Most agencies use the Broselow tape or Handtevy app, which estimate weight based on height or age. These tools help quickly determine equipment sizes and drug dosages when scales aren’t available. Mental formulas like (age × 2) + 10 offer fast, backup approximations.

Can intranasal meds replace IVs for seizures in kids?

Yes, intranasal benzodiazepines like midazolam are often used when IV access is delayed or difficult. They provide fast absorption and are effective in terminating seizures. This route is especially helpful in younger, combative patients where IVs are not feasible.

When is an IO preferred over an IV in pediatric shock?

IO access is preferred when IV attempts fail or time is critical, especially in unstable patients. It’s fast, reliable, and allows for the delivery of fluids and medications. EMS protocols often recommend IO placement after two failed IV attempts or if perfusion is rapidly declining.

Do all pediatric seizures need transport if they resolve quickly?
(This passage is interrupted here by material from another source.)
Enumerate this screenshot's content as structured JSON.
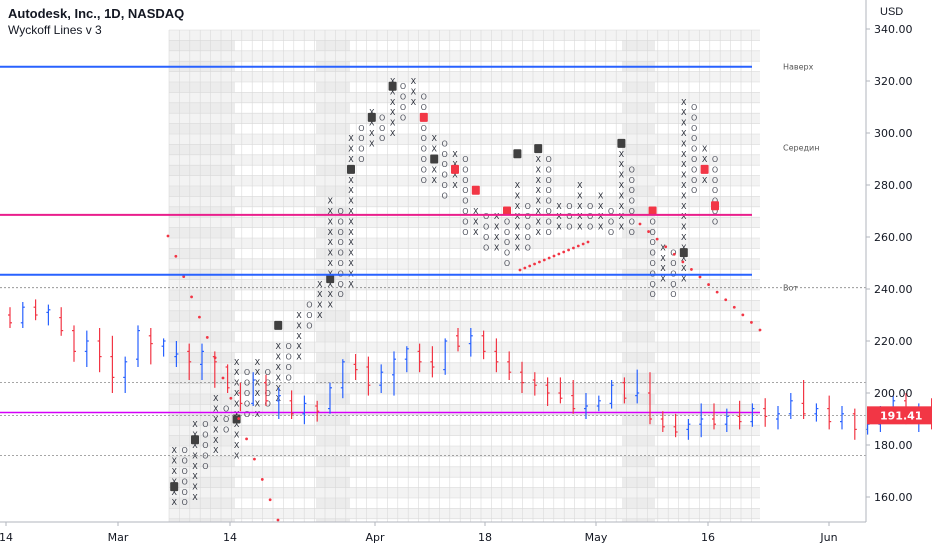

Not all resolved seizures require ALS transport, but most systems recommend hospital evaluation. Febrile seizures in known patterns may qualify for BLS transport or even refusal with medical control input. Still, documentation and caregiver education are essential.

What safety checks should be done when transporting children?

Verify that restraints are age-appropriate and securely fastened. Ensure oxygen lines, monitors, and IV lines are safely positioned and free from entanglement. Double-check medication administration, vital signs, and transport destination readiness before departure.